Best way to update a field for all documents in (large) DB

Tuan_Dinh · April 28, 2021, 12:49am

Hi All,

I’m facing the following task:

I have 300 millions+ document in collection, and I’d like to update a field for ALL document in that collection. So the task is to retrieve the document, get the field, then do some string processing with it (parse, shorten, and do some hashing - not hard but not exactly trivial), and put that document back to the collection.
My domain language is Java.

My question is: what is the best way to accomplish this task ? Obviously, we can’t get 300M+ document at once, is there a streaming capability in mongo-java that allows my application process the documents returned from the server as a stream.
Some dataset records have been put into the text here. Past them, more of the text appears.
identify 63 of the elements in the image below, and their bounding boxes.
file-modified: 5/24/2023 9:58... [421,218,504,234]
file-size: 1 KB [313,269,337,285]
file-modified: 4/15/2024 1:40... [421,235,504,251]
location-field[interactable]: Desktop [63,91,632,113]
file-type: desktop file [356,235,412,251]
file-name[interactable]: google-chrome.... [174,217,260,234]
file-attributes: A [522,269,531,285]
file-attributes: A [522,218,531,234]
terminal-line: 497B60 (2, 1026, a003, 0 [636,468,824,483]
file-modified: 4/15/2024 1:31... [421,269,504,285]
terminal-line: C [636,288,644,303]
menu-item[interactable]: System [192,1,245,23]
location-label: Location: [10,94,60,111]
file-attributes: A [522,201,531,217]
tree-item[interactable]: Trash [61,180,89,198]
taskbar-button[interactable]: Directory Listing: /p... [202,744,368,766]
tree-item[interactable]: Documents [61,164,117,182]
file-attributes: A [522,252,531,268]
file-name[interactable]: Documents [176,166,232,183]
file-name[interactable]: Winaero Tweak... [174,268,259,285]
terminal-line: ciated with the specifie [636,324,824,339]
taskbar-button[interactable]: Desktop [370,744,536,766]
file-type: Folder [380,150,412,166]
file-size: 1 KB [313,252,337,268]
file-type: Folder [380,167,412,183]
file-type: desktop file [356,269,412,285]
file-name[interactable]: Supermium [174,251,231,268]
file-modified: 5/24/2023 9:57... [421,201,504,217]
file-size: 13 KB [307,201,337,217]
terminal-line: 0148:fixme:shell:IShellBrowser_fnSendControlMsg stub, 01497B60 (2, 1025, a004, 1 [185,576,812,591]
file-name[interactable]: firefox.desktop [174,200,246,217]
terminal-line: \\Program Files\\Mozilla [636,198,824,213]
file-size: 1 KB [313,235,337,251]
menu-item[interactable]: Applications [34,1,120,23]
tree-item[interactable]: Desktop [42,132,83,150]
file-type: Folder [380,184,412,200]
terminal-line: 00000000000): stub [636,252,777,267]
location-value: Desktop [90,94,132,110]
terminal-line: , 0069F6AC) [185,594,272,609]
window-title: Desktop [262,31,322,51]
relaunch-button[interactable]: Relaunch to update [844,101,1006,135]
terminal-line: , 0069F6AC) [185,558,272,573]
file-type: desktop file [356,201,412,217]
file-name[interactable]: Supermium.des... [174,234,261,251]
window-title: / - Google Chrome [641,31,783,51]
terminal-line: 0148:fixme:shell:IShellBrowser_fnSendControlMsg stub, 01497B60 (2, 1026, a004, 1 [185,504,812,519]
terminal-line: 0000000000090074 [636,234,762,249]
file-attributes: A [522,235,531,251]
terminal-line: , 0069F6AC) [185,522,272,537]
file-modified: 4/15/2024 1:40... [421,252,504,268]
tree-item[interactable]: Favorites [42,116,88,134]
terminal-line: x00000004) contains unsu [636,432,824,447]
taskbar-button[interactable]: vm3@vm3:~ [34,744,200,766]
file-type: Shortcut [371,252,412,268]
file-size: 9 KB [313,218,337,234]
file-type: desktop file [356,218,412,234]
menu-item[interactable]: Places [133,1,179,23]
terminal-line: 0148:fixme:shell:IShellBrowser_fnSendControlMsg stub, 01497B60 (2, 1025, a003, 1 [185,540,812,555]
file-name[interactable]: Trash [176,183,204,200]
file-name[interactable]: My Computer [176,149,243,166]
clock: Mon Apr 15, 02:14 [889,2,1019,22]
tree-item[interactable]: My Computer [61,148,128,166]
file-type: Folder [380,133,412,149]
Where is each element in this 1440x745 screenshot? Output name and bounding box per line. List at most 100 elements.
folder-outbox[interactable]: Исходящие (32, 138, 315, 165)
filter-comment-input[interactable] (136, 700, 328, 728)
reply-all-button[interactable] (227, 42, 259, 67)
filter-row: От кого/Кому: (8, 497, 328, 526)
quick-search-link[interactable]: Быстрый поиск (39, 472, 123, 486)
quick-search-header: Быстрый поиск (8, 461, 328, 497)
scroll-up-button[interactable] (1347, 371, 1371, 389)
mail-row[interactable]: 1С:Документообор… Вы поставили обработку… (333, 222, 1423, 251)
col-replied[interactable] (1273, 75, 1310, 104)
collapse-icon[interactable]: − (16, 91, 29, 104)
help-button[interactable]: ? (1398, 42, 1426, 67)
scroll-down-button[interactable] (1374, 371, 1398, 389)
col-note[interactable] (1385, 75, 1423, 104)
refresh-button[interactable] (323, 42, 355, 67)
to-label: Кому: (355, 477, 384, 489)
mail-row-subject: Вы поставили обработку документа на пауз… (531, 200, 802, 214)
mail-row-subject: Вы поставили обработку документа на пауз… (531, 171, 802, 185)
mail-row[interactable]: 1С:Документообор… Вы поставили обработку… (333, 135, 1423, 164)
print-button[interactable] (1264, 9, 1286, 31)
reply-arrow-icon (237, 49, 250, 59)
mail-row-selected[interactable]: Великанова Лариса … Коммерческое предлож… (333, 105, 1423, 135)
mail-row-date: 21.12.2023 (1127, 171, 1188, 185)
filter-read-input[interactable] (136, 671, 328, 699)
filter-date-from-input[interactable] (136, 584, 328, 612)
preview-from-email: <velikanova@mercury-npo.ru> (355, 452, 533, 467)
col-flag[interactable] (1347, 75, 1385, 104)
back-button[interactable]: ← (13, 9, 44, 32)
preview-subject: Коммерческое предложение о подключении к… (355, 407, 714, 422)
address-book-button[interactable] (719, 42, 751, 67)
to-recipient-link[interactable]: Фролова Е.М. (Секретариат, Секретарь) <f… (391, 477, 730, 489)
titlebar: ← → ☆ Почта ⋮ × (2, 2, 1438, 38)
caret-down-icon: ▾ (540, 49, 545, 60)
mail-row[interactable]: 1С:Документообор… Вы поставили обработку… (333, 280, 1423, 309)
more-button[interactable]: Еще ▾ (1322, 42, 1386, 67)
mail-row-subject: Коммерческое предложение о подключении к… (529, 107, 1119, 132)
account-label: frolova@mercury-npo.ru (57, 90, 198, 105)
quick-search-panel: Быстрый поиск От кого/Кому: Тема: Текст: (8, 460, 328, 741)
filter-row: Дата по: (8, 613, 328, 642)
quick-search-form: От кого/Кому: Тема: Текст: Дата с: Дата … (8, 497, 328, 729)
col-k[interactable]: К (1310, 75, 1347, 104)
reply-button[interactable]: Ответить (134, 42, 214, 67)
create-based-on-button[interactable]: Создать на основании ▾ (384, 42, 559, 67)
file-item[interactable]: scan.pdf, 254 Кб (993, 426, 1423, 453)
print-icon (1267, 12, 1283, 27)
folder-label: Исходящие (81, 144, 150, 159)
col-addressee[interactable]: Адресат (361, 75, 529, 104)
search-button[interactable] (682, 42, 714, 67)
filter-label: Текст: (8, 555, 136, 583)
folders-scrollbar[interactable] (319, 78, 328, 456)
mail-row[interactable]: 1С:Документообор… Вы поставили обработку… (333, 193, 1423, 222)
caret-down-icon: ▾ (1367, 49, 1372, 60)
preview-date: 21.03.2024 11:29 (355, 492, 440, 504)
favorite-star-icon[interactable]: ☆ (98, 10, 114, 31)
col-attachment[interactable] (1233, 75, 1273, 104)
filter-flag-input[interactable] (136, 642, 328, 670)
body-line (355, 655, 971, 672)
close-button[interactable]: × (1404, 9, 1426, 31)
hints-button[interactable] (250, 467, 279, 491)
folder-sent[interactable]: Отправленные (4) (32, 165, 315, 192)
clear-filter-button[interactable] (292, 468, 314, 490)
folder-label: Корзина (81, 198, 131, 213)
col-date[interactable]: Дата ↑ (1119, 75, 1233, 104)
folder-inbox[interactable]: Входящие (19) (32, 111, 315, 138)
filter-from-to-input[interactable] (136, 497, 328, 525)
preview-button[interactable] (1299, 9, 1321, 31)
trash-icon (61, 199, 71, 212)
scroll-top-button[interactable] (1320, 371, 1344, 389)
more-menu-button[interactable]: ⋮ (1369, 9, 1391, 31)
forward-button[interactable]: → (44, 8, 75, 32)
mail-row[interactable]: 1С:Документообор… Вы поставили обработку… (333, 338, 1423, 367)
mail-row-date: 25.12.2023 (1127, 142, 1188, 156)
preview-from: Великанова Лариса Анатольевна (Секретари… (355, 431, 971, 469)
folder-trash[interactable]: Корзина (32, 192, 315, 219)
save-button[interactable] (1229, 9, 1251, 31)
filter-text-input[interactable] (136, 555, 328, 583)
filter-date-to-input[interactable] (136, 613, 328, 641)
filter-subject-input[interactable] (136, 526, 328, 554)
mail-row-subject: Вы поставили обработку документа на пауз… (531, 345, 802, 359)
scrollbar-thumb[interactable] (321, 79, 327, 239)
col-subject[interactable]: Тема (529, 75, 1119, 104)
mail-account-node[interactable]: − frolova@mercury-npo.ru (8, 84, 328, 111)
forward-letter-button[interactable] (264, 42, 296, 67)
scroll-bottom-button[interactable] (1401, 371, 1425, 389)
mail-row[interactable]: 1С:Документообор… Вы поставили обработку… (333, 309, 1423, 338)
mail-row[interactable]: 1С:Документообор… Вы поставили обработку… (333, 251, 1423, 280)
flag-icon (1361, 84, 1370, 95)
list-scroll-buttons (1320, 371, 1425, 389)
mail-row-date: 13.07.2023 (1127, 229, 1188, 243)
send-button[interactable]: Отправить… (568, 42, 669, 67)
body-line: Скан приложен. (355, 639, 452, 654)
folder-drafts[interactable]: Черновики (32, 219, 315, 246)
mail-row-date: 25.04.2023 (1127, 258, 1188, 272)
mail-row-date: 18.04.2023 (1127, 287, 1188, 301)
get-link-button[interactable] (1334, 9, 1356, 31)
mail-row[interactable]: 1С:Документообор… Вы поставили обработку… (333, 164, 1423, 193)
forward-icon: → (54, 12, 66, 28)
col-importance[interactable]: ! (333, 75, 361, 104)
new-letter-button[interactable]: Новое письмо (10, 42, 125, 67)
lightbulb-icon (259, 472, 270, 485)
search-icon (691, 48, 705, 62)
Another question is what is the most effective way to update the document after it’s retrieved and amended ? Even better, is there a way that the above task is done at the server side (so we don’t have to get, amend, and put back) ? This is similar to a simple update query (where we can “set” the value we want, and send it at once, the update is done at the server).

Comments, Suggestions, Questions are welcome.

Thanks,
Tuan

Prasad_Saya · April 28, 2021, 5:03am

Hello @Tuan_Dinh,

To update large set of documents, use Bulk Write operations. The Java client (uses MongoDB Java Driver) code you write and execute submits the update query to the server, the update happens on the server and you get the result (status, number of documents updated, etc.) back at the Java client.

Bulk updates send large set of updates calls as a single request; i.e., one request to the server and get one result of the update from the server. It is efficient as there is minimum network usage to get to the server. All the work happens at the database server.

You can use Updates with Aggregation Pipeline for complex string manipulation and update operation.

Tuan_Dinh · May 3, 2021, 5:49am

Hi @Prasad_Saya,

Thank for the reply, but can you elaborate this a bit ? I’m familiar with BulkWrite operation but still can’t get the details right. Consider the following example:

Let’s say we have current collection as below:

Each document has a token field that is comprised of 3 parts.

	{
		name: "John",
		token : "part1-part2-part3" 
	},
		{
		name: "Peter",
		token : "part1-part2-part3" 
	},
		{
		name: "Jack",
		token : "part1-part2-part3" 
	}
	....
]

The task is to update ALL document so that for each document we update the token by the logic:

Remove part2 from the token (as a string)
Perforn a sha256 hash, then
Update the token with that value.

Desired:

	{
		name: "John",
		token : "sha256Hash(part1-part3)" 
	},
		{
		name: "Peter",
		token : "sha256Hash(part1-part3)" 
	},
		{
		name: "Jack",
		token : "sha256Hash(part1-part3)" 
	}
	....
]

How exactly would the BulkWrite look like ? Let’s say we choose UpdateOne as the write operation in the BulkWrite. UpdateOne requires a filter (to find the document to update, typically a Query() object but there’s no criteria here as we want to update every single document), and then the “update” part, how to set the value that we are after (with hasing)? Also, there’s another important constraint as it’s a large data set with 300M+ documents. Even if we use BulkWrite, it can’t finish the operation in ONE command (one round trip) can’t it ?

Appreciate the follow-up.

Regards,
Tuan

Prasad_Saya · May 3, 2021, 1:40pm

Hello @Tuan_Dinh,

I guess, you have to plan your own operations. Please see this note on how bulk writes are batched: Bulk Write - Execution of Operations.

The number of operations in each group cannot exceed the value of the maxWriteBatchSize of the database. As of MongoDB 3.6, this value is 100,000. This value is shown in the isMaster.maxWriteBatchSize field.

This limit prevents issues with oversized error messages. If a group exceeds this limit, the client driver divides the group into smaller groups with counts less than or equal to the value of the limit. For example, with the maxWriteBatchSize value of 100,000, if the queue consists of 200,000 operations, the driver creates 2 groups, each with 100,000 operations.

The update method has features which allow splitting the three part string token into two required tokens (see Update with Aggreagtion Pipelein); which in turn can be used to get the sha256 hash. Creating this sha256 hash is external to MongoDB functionality.

MongoDB v4.4 and higher has the $function operator to create a JavaScript function to calculate the sha256 hash within the update operation. This means, with MongoDB v4.4 and JavaScript, you can perform the update operation for each document on the server side.

If your MongoDB version is prior to 4.4, then you have to figure some way within your application code to perform the first two steps to generate a value, then perform the update operation to update the token with the generated value.

Please try some code, and post for any improvements, corrections and suggestions. To start with, you can assume there are a small number (for example 3) of documents to update, and try.

Since you had mentioned about using MongoDB Java Driver in the initial post, see this Java Driver Tutorials - Write Operations - Bulk Writes for guidance.